Lehto remarked “So now we are trying to take these vast sets of data, which have been limited in their utility due to the large expense in hiring manual coders, and we are able to glean important information from the injury narratives and come up with new knowledge on the potential causes and prevention of injuries.”

The new models may lead to programs that might automatically code reports as they are being filed.

Lehto quoted “These models can be easily updated to deal with new types of accidents they haven’t encountered before.”

The models premeditated the possibility that reports may be categorized by human coders in particular groups.
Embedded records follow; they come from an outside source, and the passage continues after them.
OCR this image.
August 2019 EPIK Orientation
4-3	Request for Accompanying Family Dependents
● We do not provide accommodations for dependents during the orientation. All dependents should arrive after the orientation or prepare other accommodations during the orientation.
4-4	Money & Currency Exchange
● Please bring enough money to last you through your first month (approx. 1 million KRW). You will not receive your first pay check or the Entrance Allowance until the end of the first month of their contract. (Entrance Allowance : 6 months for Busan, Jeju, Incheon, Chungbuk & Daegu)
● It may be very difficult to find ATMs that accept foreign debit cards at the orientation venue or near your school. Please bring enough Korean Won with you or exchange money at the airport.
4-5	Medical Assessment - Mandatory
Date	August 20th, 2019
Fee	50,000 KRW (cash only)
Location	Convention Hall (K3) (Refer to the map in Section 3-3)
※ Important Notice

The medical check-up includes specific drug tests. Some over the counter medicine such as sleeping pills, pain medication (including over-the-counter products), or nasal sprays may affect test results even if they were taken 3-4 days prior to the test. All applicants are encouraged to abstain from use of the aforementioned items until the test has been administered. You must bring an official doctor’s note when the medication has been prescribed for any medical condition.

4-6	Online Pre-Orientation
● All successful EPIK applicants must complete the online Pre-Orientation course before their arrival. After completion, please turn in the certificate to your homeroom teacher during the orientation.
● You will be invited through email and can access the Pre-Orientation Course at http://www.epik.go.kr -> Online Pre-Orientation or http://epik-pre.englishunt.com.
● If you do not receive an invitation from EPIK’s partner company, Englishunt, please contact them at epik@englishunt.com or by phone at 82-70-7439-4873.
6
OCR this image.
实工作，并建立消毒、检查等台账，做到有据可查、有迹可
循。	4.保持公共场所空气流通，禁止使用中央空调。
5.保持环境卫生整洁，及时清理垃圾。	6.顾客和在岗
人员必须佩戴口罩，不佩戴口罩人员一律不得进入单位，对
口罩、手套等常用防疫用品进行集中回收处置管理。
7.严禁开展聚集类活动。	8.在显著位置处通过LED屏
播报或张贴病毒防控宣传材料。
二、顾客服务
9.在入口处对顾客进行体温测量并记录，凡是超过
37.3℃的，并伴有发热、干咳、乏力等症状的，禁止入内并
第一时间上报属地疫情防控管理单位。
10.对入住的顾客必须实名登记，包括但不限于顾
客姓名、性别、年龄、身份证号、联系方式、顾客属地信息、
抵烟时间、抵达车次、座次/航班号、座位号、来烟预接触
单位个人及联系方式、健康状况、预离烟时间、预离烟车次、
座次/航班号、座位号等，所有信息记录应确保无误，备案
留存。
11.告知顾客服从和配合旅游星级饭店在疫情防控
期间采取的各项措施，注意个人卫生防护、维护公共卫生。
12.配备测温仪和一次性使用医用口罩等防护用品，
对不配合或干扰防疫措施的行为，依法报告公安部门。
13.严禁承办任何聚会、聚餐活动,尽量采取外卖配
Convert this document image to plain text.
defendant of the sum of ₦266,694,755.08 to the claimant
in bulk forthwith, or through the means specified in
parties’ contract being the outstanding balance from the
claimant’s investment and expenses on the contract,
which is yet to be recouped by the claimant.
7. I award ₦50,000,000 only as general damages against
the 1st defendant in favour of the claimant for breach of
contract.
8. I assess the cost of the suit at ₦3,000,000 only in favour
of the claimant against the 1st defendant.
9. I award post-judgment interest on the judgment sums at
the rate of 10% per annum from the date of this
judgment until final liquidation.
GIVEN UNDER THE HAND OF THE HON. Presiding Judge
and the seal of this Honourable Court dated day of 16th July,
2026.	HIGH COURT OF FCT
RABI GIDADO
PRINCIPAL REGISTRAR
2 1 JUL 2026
One model, known as ‘naïve’ examined individual words, and the other, called ‘fuzzy’ looked at series of words and phrases in the narratives like ‘fell off a ladder’.

A database of an approximate 14,000 claim cases were used by the researchers. About 11,000 were used to develop the models. To test the models, 3,000 were used. As per Lehto, it’s important to distinguish that the predicted 3,000 cases were different than the ones used to develop the models. These were cases the models hadn’t seen before, and the models accurately predicted how these cases would be classified by human coders.

These findings were detailed in a paper published in August in the journal Injury Prevention.